My thoughts on Memorial Day: Why men and women rally around the flag

Memorial Day by Oscar Roloff
As I grow older and look at our country's situation, I come to the conclusion that no longer is war a grand and glorious undertaking. It is not a playground for the young at heart or an opportunity for one to choose whether or not to dash forward to protect our rights.
   Some shun war, hide out, go elsewhere. Solves nothing. Brings out hatred between the shirkers and the ones who go to war and suffer or die to protect the homefront and family.
   In my writings of wars and after taking part in them, I'd ask myself, "What were we fighting for?"
   Not having a ready answer, I waited till "my" wars ended and then deduced that the average wartime soldier does partially know why he dons the uniform. It's something greater than man himself. It's an intangible element of one struggling to achieve the greater greatness that is inside of him.
   But why? Is it to save his country and other free nations from tyranny, a true love of country? For some, probably not, because love of country is often obscured, not understood or appreciated. What then have veterans fought for?
   Hopefully, as each warrior strode forward to do battle, each effort (war) served to mark a turning point in the history of freedom. But the sad part is that the pain and cost of each conflict is great. There's no other way out. To prevent enslavement is a tough ordeal, fraught with terrible pain. During each war, men, women, and children have all suffered pain and death.
   One lamentable part of it is that overnight war changes a person in uniform. In the sudden call to colors, they rush forward with a feeling of pride, the stuff of which they are made. These soldiers aren't born to slay others. But soon, war changes some to the point where they lose all care for what is decent and right, because war is barbaric, and it brings out the worst in some.
   The need for survival is great and overriding. While fighting the enemy, some soldiers loot, burn, and slay the enemy's young. Unfortunately, when wars end, killers and cynics have sometimes been created. When the slaughter is over, some return home to resume their uniform-learned trade to prey on society and pollute the homefront.
   War should be the last thing to ever occur. All should join in the peace now at hand. But the end of war solves nothing permanently. It breeds discontent, fills our hospital beds with nightmares of the past wars, and millions are spent to take care of them. The Veterans Administration calls for tremendous aid and monies.
   For years, I've visited their hospitals, been a patient there, met countless veterans and written about their ever-increasing ills.

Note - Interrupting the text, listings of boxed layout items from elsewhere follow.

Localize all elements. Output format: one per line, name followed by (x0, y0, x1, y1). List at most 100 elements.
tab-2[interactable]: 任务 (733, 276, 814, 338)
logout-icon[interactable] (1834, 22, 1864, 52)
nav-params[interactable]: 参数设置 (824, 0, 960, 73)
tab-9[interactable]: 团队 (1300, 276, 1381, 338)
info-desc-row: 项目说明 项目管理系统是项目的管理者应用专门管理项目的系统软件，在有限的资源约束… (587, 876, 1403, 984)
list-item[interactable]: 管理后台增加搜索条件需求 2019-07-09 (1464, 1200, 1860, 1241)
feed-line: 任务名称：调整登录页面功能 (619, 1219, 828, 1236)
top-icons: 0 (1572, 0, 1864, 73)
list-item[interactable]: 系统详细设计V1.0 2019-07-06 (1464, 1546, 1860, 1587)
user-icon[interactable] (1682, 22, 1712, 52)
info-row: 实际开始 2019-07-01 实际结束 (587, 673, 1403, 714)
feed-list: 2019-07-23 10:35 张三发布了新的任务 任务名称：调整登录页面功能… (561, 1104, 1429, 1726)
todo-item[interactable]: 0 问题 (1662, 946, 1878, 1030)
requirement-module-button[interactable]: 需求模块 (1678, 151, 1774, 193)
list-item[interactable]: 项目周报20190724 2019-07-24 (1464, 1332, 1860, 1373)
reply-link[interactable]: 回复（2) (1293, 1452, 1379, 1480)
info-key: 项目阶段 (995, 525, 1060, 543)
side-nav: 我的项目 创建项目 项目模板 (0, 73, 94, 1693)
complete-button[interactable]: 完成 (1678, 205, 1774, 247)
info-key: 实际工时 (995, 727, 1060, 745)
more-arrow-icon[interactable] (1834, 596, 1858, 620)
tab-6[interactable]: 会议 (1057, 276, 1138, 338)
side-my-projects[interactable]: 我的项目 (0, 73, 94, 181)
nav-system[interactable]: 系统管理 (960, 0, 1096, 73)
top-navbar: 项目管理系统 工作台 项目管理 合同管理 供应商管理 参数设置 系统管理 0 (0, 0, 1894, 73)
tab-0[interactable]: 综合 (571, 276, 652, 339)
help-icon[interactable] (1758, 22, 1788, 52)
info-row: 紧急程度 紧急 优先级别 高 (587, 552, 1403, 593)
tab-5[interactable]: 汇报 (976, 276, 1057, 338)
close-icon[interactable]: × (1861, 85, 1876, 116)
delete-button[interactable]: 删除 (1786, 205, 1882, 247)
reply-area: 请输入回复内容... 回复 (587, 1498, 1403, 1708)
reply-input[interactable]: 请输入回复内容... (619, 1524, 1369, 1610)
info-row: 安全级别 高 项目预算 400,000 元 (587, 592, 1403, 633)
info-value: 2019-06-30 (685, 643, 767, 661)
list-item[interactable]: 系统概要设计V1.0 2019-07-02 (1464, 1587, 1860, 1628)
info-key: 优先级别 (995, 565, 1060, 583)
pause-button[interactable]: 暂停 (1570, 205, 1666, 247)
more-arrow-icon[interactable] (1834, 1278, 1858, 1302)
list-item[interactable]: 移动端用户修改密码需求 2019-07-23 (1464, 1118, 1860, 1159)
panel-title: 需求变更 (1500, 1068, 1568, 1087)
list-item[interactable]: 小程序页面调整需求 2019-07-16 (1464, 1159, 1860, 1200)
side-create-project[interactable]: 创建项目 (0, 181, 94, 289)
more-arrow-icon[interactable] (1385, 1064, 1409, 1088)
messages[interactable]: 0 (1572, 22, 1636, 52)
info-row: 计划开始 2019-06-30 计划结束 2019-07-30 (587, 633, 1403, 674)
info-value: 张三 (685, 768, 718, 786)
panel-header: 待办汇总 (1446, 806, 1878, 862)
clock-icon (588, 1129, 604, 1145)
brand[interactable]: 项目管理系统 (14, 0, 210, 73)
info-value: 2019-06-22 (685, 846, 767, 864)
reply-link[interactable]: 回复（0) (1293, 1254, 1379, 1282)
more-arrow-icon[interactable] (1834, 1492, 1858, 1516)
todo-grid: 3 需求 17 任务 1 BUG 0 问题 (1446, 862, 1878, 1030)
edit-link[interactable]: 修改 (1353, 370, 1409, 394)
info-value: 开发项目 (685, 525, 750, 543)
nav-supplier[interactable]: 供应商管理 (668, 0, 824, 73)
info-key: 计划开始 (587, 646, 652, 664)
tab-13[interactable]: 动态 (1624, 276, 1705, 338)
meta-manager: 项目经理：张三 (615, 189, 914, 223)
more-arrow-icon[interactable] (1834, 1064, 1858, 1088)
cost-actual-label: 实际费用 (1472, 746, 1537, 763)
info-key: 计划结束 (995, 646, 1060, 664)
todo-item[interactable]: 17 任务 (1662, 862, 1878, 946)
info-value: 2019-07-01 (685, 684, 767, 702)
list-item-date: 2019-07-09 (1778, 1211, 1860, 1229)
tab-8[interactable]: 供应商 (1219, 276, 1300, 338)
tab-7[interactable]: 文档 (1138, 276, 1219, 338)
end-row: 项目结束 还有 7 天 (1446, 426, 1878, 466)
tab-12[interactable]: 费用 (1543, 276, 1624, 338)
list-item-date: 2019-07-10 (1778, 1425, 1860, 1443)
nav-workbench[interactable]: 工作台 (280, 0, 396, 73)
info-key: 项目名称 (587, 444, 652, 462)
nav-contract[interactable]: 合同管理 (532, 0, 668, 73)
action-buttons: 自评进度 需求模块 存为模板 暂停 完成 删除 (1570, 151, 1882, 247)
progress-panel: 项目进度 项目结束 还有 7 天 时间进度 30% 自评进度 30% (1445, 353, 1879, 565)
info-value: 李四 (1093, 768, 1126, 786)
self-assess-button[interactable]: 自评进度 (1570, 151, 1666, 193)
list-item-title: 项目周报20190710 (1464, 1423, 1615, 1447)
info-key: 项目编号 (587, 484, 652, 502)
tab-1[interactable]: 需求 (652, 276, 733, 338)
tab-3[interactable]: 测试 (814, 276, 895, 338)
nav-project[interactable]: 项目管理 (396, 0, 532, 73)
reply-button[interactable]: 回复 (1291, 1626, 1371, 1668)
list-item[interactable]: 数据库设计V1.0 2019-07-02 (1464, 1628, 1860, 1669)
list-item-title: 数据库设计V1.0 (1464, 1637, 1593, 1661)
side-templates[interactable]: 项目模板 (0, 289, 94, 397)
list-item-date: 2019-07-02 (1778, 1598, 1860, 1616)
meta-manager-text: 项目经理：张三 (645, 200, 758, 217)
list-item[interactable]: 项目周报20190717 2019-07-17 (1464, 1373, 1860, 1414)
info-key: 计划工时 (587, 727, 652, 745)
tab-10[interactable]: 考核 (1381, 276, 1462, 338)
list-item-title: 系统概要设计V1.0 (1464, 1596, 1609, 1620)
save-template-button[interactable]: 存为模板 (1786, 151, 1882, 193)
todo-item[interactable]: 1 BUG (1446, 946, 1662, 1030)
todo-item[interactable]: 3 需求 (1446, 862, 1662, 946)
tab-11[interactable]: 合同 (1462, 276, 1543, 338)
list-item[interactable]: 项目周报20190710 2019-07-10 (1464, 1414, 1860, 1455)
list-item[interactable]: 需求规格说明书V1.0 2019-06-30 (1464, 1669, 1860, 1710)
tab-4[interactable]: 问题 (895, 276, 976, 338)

You should spend a day there and see for yourself. It would sadden your heart and soul.
   Nonetheless, having left family, hearth, and friends, they did sally forth. It was no fun; there was no glory to achieve and no medals to seek. In the long run, the average G.I. knew that their homes and family would be gone if there was no country left to enjoy. At times it was close, and we could have lost the war and our freedom. The uniformed knew that if our country did perish, so would all they'd cherished.
   In conclusion, my overall thoughts of war and our need to protect our shores brings out this salient feature:
   The need for donning the uniform evolves around a deep historical purpose of preservation of ourselves, our families, and our country. Deep down, the true warrior who went to war knew that in times of peril, men must respond with diligent dispatch. Although the cost is always high, to not do so would be catastrophic and tantamount to our total demise.

Oscar Roloff is a contributing writer for Northwest News. He served in the U.S. Navy from 1938 to 1957. During World War II, one of the ships he was stationed on, the USS Tucker, was sunk. He later became a naval press officer.